The Rumor That's Hard to Ignore
For a while now, whispers about OpenAI's hardware ambitions have been floating around — earbuds here, a mystery device there. But a new note from well-known industry analyst Ming-Chi Kuo takes things to a genuinely interesting place: OpenAI may be developing its own smartphone, built in collaboration with chip giants MediaTek and Qualcomm, with Luxshare serving as co-design and manufacturing partner.
Kuo — the same analyst who has accurately reported on Apple hardware plans in the past — says OpenAI would develop a custom smartphone chip alongside MediaTek and Qualcomm, with Luxshare handling the manufacturing side of things. That's a serious supply chain, if it materializes.
An AI Phone That Ditches Apps Entirely
Here's where it gets really interesting. The phone, according to Kuo's note, wouldn't rely on traditional apps at all. Instead, AI agents would handle the different tasks users normally need apps for. Think about that for a second — no scrolling through a home screen, no downloading apps, no app store gatekeepers. Just an agent that figures out what you need and does it.
Right now, Apple and Google sit firmly at the center of the app ecosystem. They control the pipeline, the permissions, the system access that apps are allowed to have. That creates natural friction and real limits on what any AI-powered app can actually do on your phone today. By owning the hardware stack outright, OpenAI would be able to build AI deeply into every layer of the device — no restrictions, no middlemen.
With ChatGPT approaching a billion weekly users, the logic here is pretty clear. A hardware product that people use every single day would be a powerful way to push OpenAI's consumer reach even further.
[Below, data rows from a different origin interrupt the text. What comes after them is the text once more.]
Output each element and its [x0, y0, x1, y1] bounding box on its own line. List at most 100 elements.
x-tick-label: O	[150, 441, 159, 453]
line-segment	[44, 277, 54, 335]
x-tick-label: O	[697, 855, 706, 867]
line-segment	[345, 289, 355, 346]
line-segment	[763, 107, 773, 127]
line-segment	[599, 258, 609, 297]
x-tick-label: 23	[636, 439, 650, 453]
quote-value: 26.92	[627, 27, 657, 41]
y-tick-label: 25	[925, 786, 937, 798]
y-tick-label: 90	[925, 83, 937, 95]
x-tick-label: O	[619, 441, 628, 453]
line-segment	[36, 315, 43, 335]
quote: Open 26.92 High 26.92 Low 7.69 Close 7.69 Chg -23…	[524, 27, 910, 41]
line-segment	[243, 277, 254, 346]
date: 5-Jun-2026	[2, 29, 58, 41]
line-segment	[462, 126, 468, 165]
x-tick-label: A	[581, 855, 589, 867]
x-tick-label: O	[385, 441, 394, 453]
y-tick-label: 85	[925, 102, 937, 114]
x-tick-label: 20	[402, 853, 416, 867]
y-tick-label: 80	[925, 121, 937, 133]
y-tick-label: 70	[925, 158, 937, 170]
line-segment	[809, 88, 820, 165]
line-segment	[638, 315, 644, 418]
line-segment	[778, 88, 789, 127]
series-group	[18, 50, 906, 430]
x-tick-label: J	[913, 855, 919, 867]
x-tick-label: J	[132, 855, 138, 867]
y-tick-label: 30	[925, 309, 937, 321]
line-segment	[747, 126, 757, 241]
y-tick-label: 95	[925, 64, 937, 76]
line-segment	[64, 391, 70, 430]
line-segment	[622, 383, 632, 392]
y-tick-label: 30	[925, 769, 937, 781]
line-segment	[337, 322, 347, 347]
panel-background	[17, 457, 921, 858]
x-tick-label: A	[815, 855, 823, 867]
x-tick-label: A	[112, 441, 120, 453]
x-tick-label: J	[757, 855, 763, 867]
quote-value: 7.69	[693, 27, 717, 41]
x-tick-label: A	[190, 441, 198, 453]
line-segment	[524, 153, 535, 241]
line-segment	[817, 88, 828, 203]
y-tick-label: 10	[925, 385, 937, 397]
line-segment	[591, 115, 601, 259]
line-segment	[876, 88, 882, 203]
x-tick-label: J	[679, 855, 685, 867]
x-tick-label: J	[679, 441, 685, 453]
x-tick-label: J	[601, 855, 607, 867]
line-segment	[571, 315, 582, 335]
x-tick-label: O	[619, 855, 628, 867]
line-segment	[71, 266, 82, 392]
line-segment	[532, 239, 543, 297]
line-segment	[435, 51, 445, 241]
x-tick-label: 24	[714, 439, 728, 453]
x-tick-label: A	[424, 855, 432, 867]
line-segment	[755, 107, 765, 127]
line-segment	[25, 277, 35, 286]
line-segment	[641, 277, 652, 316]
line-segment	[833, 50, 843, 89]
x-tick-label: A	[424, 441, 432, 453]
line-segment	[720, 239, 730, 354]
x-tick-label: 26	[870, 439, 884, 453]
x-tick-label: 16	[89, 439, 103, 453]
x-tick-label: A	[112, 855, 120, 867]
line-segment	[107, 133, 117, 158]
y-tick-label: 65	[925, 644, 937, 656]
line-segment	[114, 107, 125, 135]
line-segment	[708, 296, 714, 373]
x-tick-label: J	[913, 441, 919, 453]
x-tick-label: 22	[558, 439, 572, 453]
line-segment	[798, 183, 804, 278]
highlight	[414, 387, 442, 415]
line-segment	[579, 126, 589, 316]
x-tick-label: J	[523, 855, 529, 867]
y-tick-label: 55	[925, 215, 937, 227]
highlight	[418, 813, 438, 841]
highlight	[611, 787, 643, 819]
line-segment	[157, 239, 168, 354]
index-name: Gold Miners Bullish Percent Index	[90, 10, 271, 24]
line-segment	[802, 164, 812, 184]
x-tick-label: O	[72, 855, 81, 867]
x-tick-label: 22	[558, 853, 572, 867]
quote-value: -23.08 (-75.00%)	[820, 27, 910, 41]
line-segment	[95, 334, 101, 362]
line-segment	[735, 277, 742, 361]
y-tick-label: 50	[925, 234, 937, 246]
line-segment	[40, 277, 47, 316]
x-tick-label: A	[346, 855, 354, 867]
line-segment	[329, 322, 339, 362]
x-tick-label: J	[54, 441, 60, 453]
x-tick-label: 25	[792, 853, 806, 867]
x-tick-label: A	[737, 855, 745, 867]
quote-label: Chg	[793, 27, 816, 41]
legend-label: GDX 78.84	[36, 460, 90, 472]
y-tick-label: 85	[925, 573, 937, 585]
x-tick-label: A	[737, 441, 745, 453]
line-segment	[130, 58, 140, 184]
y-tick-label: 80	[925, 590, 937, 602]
A Broader Shift in How People Think About Phones
And honestly, OpenAI isn't alone in thinking this way. Vibe coding app makers are openly predicting a future where apps simply don't exist. Nothing CEO Carl Pei made the same call at SXSW earlier this year, saying apps will eventually disappear as AI agents take their place. So this isn't one company being contrarian — it's starting to feel like a real shift in how the industry imagines the next generation of personal devices.
Context-Aware by Design
Kuo's note describes a phone that would be built to continuously understand users' context. That's a meaningful distinction from how AI works on a standard smartphone today — where an app can only see so much of what you're doing and needs specific permissions to see more.
By owning the device itself, OpenAI would have access to far richer data about users' habits and daily patterns than any app could realistically collect through the existing iOS or Android permission model. That kind of persistent contextual awareness is really the whole premise here.
To handle everything efficiently, Kuo says the company plans to use a combination of small on-device models and cloud-based models, routing different types of requests to wherever they can be handled best.
Timeline: When Could This Actually Happen?
Don't hold your breath for an imminent launch. According to Kuo, the smartphone's specifications and component suppliers are expected to be locked in by the end of this year or in the first quarter of 2027. Mass production, if everything goes to plan, would kick off in 2028.
That timeline sits alongside OpenAI's more immediate hardware news. OpenAI's Chief Global Affairs Officer Chris Lehane confirmed earlier this year that the company is on track to announce its first hardware product in the second half of 2026 — widely expected to be earbuds, not a phone. So the smartphone, if real, is a longer-term play.
OpenAI hasn't commented on Kuo's report.